十二月的天在连郁醒的时候依旧只有蒙蒙亮,江城早就下雪了,申城暖和得多但空气里水珠阴冷地压在每个早起的人肩头,再散尽骨头里。
裴向南开车送连郁去火车站,分别时抱了抱她。
“快回去补觉吧,”连郁挥了挥手,被随便搂起的马尾散散地搭在肩膀上,没法被扎起的发丝则挂在脸侧。
直到她消失在安检口,裴向南才收回目光转身就走。
连郁对申城火车站实在太熟悉,本来已经有些来不及了,她抄了个进路,卡点上了火车。
和裴向南出行就是这点不方便,连郁习惯早出发留出足够的时间应对突发情况,但裴向南偏偏喜欢卡点,连郁叹了口气,食指曲起摁了摁因为连续奔跑而泛上血腥味的喉咙口,呛咳了几声。

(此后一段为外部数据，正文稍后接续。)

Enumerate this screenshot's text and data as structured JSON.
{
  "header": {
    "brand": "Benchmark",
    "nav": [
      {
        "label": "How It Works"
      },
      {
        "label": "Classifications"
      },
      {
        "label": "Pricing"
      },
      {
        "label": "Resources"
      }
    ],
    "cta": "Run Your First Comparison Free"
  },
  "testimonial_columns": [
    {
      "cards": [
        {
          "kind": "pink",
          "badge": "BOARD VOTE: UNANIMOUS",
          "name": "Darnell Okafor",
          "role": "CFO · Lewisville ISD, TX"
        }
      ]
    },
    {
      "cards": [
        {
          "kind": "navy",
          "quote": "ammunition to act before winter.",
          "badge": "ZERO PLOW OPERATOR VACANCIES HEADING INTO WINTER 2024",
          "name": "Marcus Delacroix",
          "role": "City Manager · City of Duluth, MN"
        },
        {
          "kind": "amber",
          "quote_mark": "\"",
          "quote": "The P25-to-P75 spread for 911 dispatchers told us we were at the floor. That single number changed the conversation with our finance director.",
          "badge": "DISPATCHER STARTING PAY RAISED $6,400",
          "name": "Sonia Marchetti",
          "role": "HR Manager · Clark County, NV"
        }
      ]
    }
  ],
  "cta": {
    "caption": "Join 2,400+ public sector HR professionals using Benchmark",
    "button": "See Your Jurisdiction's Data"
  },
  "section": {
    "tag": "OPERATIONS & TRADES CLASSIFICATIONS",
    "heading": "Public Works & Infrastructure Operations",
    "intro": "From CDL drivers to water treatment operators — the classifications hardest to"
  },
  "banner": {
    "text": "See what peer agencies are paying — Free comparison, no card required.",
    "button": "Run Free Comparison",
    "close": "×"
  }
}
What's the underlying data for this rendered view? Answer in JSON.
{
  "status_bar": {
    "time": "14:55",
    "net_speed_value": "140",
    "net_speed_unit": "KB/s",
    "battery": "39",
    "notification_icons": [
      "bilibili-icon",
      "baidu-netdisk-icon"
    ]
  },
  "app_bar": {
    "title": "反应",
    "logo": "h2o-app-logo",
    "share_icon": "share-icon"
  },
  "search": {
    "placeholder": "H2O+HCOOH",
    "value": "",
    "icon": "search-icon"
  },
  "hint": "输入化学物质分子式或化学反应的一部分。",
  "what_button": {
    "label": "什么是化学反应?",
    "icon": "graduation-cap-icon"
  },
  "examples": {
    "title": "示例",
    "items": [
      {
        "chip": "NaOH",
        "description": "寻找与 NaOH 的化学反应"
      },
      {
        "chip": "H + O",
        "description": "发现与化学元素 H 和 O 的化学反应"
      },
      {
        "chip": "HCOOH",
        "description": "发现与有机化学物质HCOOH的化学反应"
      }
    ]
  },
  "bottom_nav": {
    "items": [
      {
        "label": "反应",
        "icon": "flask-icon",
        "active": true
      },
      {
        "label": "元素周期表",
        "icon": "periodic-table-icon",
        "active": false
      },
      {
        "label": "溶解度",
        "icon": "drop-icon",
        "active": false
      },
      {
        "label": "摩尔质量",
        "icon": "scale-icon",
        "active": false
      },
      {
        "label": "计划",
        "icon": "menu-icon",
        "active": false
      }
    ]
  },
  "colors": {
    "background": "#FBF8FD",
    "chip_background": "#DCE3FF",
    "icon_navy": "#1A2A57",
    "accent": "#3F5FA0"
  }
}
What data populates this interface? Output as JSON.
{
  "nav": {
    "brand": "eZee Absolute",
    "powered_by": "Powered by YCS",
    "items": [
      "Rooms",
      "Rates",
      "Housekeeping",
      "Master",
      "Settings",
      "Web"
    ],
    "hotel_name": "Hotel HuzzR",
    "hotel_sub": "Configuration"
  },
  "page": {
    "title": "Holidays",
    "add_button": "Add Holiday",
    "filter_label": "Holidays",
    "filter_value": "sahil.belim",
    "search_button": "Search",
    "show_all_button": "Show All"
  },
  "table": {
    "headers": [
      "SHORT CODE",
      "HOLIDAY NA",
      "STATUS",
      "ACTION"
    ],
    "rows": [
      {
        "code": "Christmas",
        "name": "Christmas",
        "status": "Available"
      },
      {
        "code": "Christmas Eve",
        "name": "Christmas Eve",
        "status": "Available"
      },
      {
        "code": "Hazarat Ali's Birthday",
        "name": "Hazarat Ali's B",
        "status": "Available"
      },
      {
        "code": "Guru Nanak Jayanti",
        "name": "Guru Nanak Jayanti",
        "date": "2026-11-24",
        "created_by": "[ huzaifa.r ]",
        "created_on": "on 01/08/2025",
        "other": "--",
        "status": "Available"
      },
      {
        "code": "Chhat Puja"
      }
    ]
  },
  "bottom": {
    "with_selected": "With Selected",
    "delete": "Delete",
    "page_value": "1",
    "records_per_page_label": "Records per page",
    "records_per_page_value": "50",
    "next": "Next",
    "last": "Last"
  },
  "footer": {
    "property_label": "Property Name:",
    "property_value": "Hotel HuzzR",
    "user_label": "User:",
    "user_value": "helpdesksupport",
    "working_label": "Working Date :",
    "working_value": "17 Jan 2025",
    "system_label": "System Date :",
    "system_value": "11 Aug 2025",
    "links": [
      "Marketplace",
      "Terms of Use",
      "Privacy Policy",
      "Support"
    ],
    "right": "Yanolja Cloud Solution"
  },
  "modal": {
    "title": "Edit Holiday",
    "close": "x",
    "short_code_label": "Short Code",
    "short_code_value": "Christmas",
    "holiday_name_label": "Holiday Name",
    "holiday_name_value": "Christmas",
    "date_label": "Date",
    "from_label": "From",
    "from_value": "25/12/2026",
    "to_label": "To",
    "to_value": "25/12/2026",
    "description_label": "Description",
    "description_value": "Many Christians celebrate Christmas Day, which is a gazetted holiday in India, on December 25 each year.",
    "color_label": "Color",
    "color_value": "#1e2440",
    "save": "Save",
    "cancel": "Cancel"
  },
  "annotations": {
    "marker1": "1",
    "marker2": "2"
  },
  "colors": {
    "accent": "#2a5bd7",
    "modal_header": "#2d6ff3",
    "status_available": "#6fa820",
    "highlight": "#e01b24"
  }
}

明州今天的天气也不太好,灰蒙蒙的城市上空被铅灰色云层一层层堆积满,仿佛下一刻就要落下成串的雨珠来,连楼宇的轮廓都被晕染成模糊的素描线条。
连郁裹紧外套打了个喷嚏,果断放弃地铁转公交再走路去明九的想法,一边盘算着得去买件羽绒服,一边朝明州火车站的打车处走去。
刚出站就听见好像有人在叫她名字,连郁以为自己幻听了,她的名字两个音很大众,很容易听错便没有停步,继续往前走去。
直到肩膀被拍了拍,连郁回过头就见陈述站在她身边,从包里掏出围巾正要搭上她裸露在冰凉空气里的脖颈上搭。
“给你打电话也不接,喊你好几声也听不见,”陈述很熟悉地给了她一个脑瓜崩,“想啥呢。”
连郁想了想,直到坐上车还没想明白,“我没给你发过我的车次啊。你不会一直在这里等着吧?”
没想到这个问题反倒让陈述神色一凛,他绷着脸嗫嚅了几下才讷讷地回道,“发过的,你忘记啦。”
连郁“?”,她正了正神色,陈述这样明显隐瞒的表情让她有点烦躁,连围着的围巾都像是针扎一般不再温暖舒适。
这也不是什么很难回答的问题,再不济就是陈述找人把她开了,在她这又算得上什么呢。
连郁一直对身边上人撒谎这种事无所谓,只要你不让我看出来,能圆回去那我也乐得当傻子。
她背过身去,陈述让她有失控感的瞬间让她不喜欢,垂下眼睛手指几番屈伸,修长的食指指甲扎进柔软的掌心里,落下一个浅浅的痕迹时陈述开了口。
“就是你给我发别的截图时,你手机灵动岛上显示了火车车次,我就记下来查了查,算了你到明州的时间。”
“今天天气又不好,我觉得你肯定会打车,所以就想来这里赌赌运气。”
“你没主动跟我分享过车次,我怕你不想我来宝宝,我擅作主张来了担心你会生气。”